Reputation: 1820
Ok, there are a couple approaches to the problem of triggering a click() for a dynamically-generated element. First, this will work for Chrome but not IE or FF:
var href="/myUrl";
var link = $("<a>");
link.prop("href", href);
link[0].click()
So, if the thinking is that using click() on an element that doesn't exist won't work in IE or FF, what's the best approach?
var href="/myUrl";
var link = $("<a>");
link.prop("href", href);
$(document).append(link); // Attach it to the DOM so it exists
link[0].click()
Or is there something even simpler that I'm missing? Thanks for any helpful tips.
Upvotes: 1
Views: 1184
Reputation: 3940
The following is a function that I've used in production code, it's a bit different from yours but it might be what you need.

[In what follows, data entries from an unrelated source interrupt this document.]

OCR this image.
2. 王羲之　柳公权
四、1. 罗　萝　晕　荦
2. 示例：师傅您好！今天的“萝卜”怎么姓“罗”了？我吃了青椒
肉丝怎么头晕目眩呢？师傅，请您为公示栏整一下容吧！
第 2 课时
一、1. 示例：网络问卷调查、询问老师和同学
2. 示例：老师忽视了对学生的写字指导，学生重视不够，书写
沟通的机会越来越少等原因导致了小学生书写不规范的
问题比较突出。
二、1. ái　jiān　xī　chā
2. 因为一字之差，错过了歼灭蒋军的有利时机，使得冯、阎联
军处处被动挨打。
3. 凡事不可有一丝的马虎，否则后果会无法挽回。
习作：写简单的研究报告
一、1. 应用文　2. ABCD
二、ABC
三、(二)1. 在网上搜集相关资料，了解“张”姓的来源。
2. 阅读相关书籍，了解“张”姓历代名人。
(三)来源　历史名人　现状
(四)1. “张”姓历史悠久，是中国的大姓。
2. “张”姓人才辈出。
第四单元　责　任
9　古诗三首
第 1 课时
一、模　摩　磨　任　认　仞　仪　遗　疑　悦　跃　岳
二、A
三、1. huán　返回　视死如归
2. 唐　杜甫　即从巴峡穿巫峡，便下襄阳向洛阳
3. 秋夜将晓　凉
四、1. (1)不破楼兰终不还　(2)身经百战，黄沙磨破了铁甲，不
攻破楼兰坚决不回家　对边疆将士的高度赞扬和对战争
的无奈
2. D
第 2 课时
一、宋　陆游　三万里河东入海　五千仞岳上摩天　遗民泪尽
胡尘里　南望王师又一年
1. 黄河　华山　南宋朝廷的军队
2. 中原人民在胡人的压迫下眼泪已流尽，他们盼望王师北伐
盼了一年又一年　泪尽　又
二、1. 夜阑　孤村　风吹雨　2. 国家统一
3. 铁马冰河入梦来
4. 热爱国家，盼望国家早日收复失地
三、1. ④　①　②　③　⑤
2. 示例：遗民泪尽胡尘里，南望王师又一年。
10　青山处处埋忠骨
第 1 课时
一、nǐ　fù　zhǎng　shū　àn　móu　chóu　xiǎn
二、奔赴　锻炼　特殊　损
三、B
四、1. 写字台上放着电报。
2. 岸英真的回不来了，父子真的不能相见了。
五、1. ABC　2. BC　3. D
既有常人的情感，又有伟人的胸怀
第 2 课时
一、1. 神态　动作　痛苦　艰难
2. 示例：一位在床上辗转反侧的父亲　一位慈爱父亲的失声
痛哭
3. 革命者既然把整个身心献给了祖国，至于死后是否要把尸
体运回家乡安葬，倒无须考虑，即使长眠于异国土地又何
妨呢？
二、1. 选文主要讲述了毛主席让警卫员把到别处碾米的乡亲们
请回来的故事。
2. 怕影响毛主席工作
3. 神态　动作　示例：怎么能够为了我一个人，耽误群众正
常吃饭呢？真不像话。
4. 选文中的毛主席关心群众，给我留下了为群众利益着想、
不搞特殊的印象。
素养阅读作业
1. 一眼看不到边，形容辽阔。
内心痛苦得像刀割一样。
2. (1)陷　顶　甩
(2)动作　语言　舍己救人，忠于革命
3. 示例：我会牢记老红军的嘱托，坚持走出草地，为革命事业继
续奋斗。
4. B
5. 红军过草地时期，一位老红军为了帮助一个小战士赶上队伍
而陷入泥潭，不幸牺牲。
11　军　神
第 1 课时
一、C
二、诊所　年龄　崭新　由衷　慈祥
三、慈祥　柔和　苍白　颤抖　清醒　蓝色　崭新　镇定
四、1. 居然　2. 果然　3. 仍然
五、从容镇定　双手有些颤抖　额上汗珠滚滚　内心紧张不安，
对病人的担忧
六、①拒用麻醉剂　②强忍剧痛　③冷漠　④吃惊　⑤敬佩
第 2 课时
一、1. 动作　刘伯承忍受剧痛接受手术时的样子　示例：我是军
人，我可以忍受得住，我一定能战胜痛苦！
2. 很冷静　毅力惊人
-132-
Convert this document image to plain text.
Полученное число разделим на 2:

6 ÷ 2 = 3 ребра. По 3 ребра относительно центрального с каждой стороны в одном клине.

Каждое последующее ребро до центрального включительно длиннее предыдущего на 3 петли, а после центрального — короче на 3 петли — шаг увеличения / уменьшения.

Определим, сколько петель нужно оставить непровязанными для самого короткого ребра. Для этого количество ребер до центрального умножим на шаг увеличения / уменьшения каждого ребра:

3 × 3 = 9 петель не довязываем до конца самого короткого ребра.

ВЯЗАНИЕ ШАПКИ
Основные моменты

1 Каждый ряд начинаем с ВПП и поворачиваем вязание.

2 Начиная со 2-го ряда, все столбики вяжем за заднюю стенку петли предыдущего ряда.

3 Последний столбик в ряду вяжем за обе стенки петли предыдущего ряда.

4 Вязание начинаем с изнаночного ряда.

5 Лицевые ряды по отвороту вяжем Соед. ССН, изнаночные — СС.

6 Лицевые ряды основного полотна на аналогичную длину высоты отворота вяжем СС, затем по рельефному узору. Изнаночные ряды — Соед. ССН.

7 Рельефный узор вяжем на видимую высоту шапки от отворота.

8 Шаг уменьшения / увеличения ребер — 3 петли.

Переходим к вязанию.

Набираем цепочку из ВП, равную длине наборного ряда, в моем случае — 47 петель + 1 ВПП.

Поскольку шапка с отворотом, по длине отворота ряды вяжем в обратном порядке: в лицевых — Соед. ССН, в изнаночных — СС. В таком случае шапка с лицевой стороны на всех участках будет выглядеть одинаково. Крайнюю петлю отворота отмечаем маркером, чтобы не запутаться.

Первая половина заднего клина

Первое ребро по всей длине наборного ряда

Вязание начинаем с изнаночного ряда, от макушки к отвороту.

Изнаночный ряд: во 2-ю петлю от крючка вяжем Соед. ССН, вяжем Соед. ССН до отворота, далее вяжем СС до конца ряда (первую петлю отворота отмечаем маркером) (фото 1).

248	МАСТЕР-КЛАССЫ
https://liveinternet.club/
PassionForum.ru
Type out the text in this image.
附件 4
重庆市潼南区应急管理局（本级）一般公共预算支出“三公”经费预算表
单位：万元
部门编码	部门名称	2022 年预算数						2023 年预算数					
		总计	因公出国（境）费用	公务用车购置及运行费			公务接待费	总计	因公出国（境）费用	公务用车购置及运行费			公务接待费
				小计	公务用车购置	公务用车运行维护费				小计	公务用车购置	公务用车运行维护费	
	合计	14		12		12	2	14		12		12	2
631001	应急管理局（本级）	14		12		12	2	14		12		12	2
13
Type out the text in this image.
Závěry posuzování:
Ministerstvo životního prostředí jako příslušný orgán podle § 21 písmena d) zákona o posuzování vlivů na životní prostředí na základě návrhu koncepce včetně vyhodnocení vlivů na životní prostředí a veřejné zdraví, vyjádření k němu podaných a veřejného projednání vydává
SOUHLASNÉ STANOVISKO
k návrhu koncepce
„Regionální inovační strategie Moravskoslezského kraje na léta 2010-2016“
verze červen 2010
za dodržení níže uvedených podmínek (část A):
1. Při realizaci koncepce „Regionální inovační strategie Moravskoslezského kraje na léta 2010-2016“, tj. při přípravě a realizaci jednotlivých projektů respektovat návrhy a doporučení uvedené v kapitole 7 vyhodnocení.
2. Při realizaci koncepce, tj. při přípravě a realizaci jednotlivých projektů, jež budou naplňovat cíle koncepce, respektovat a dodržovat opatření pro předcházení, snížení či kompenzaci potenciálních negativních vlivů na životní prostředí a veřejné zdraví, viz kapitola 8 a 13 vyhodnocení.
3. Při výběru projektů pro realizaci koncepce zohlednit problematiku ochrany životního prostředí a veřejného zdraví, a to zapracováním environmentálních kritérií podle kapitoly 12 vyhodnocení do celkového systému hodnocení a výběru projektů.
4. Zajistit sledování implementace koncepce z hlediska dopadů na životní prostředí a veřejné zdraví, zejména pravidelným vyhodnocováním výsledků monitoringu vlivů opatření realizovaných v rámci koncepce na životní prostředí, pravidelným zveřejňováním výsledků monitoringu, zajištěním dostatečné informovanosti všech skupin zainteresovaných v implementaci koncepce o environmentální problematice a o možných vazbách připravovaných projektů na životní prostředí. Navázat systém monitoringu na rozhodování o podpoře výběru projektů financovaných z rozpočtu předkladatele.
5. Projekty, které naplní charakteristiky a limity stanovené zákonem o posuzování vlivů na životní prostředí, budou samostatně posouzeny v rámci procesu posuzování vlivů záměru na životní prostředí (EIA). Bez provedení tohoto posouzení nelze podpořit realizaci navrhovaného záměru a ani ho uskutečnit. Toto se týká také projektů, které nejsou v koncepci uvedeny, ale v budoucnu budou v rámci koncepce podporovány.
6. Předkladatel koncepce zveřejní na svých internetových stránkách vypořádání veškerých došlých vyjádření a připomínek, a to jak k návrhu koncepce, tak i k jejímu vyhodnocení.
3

function psuedoClick(href, target){
if(!target) target = '_self';
var falseAnchor = $('<a/>').attr({
'href' : href,
'target' : target
}).appendTo('body');
falseAnchor[0].click();
falseAnchor.remove();
};
Just pass in the arguments when you call the function and it'll work.
Upvotes: 1
Reputation: 1073978
You've said you want to trigger the download of a file. Another simple way to do that is to have an invisible iframe
on the page:
<iframe src="about:blank" style="display: none" id="downloader"></iframe>
...then when you want to trigger the download:
$("#downloader").attr("src", "/myUrl");
As with your current solution, it's important that the response containing the file have a Content-Disposition
header identifying it as an "attachment" (the same header can also suggest a name), to get consistent handling across MIME types.